Smoke-logged conditions on the affected vessel also made it challenging for our firefighting crews. Nevertheless, our Section Commanders and firefighters battled relentlessly overnight and never gave up. Thanks to the teamwork from both West Coast Marine Fire Station and Brani Marine Fire Station, the fire was extinguished the next morning, with no casualties. This incident allowed me to witness first-hand, the complexity and precision in which our officers carried out their different tasks to extinguish the fire.


Rescue995: What specialised training have you gone through, and how does it differ from other SCDF frontliners?

SGT2 Ding Bowen: We go through a 5-week Marine Firefighting Specialist Course, which imparts skills in water rescue, height rescue, and marine firefighting. We also learnt more on navigation and vessel firefighting at the Singapore Maritime Academy. After posting to the marine fire station, we continued to hone our practical skills every duty.


Rescue995: What are you looking forward to after your NS?

SGT2 Ding Bowen: Having enjoyed the teamwork and problem-solving as a Navigation Specialist, I would like to pursue a career with SCDF after completing my studies. The knowledge and skills that we have acquired are transferable and will come in useful no matter where we go.


Rescue995: How has NS transformed your life?

SGT2 Ding Bowen: NS has taught me to remain calm, composed, and think critically under pressure.
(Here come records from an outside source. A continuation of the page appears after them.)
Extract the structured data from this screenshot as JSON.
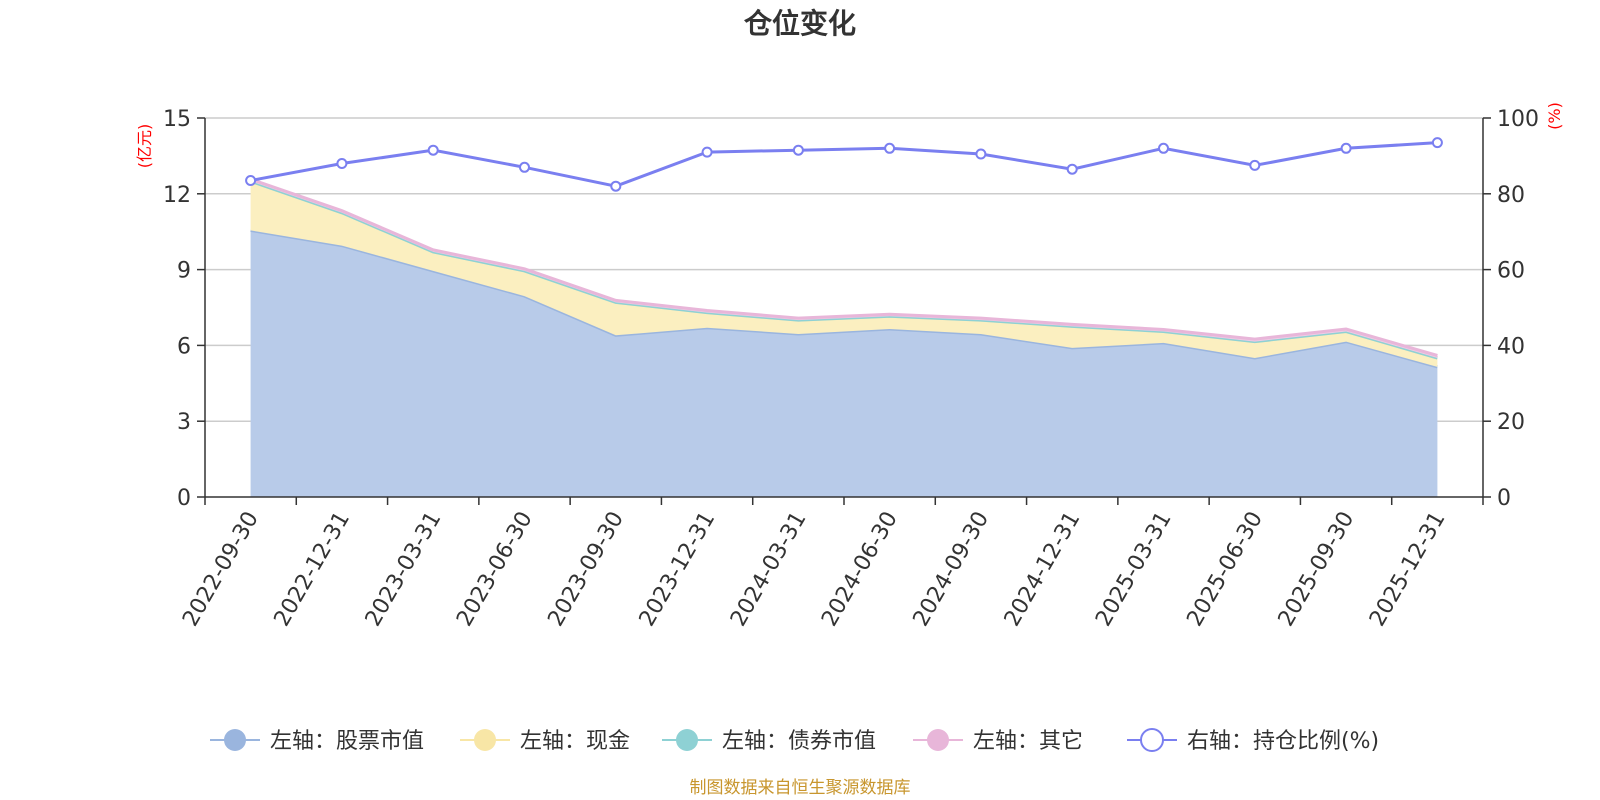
{
  "chart_data": {
    "type": "area",
    "title": "仓位变化",
    "left_unit": "(亿元)",
    "right_unit": "(%)",
    "categories": [
      "2022-09-30",
      "2022-12-31",
      "2023-03-31",
      "2023-06-30",
      "2023-09-30",
      "2023-12-31",
      "2024-03-31",
      "2024-06-30",
      "2024-09-30",
      "2024-12-31",
      "2025-03-31",
      "2025-06-30",
      "2025-09-30",
      "2025-12-31"
    ],
    "left_axis": {
      "min": 0,
      "max": 15,
      "ticks": [
        "0",
        "3",
        "6",
        "9",
        "12",
        "15"
      ],
      "tick_values": [
        0,
        3,
        6,
        9,
        12,
        15
      ]
    },
    "right_axis": {
      "min": 0,
      "max": 100,
      "ticks": [
        "0",
        "20",
        "40",
        "60",
        "80",
        "100"
      ],
      "tick_values": [
        0,
        20,
        40,
        60,
        80,
        100
      ]
    },
    "series": [
      {
        "name": "左轴：股票市值",
        "axis": "left",
        "type": "area",
        "color": "#9ab5de",
        "fill": "#b8cbe9",
        "values": [
          10.55,
          9.95,
          8.95,
          7.95,
          6.4,
          6.7,
          6.45,
          6.65,
          6.45,
          5.9,
          6.1,
          5.5,
          6.15,
          5.15
        ]
      },
      {
        "name": "左轴：现金",
        "axis": "left",
        "type": "area",
        "color": "#f8e6a6",
        "fill": "#fbefc0",
        "values": [
          1.95,
          1.3,
          0.75,
          1.0,
          1.3,
          0.6,
          0.55,
          0.5,
          0.55,
          0.85,
          0.45,
          0.65,
          0.4,
          0.35
        ]
      },
      {
        "name": "左轴：债券市值",
        "axis": "left",
        "type": "area",
        "color": "#8ed1d4",
        "fill": "#a9dcdf",
        "values": [
          0,
          0,
          0,
          0,
          0,
          0,
          0,
          0,
          0,
          0,
          0,
          0,
          0,
          0
        ]
      },
      {
        "name": "左轴：其它",
        "axis": "left",
        "type": "area",
        "color": "#e8b6d9",
        "fill": "#f0cbe5",
        "values": [
          0.08,
          0.08,
          0.08,
          0.08,
          0.08,
          0.08,
          0.08,
          0.08,
          0.08,
          0.08,
          0.08,
          0.1,
          0.1,
          0.1
        ]
      },
      {
        "name": "右轴：持仓比例(%)",
        "axis": "right",
        "type": "line",
        "color": "#7a7ff0",
        "values": [
          83.5,
          88.0,
          91.5,
          87.0,
          82.0,
          91.0,
          91.5,
          92.0,
          90.5,
          86.5,
          92.0,
          87.5,
          92.0,
          93.5
        ]
      }
    ],
    "legend_position": "bottom",
    "grid": true,
    "source": "制图数据来自恒生聚源数据库"
  }
}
Instead of being reactive and emotional when the unexpected occurs, I have learnt to adopt a more measured, systematic, and thoughtful approach to solving problems.


Rescue995: Do you have any advice for those who wish to be SCDF Marine Specialists?

SGT2 Ding Bowen: Passion, physical fitness, and mental strength are essential. It may be demanding at times, but with some support from your peers, you can definitely do it!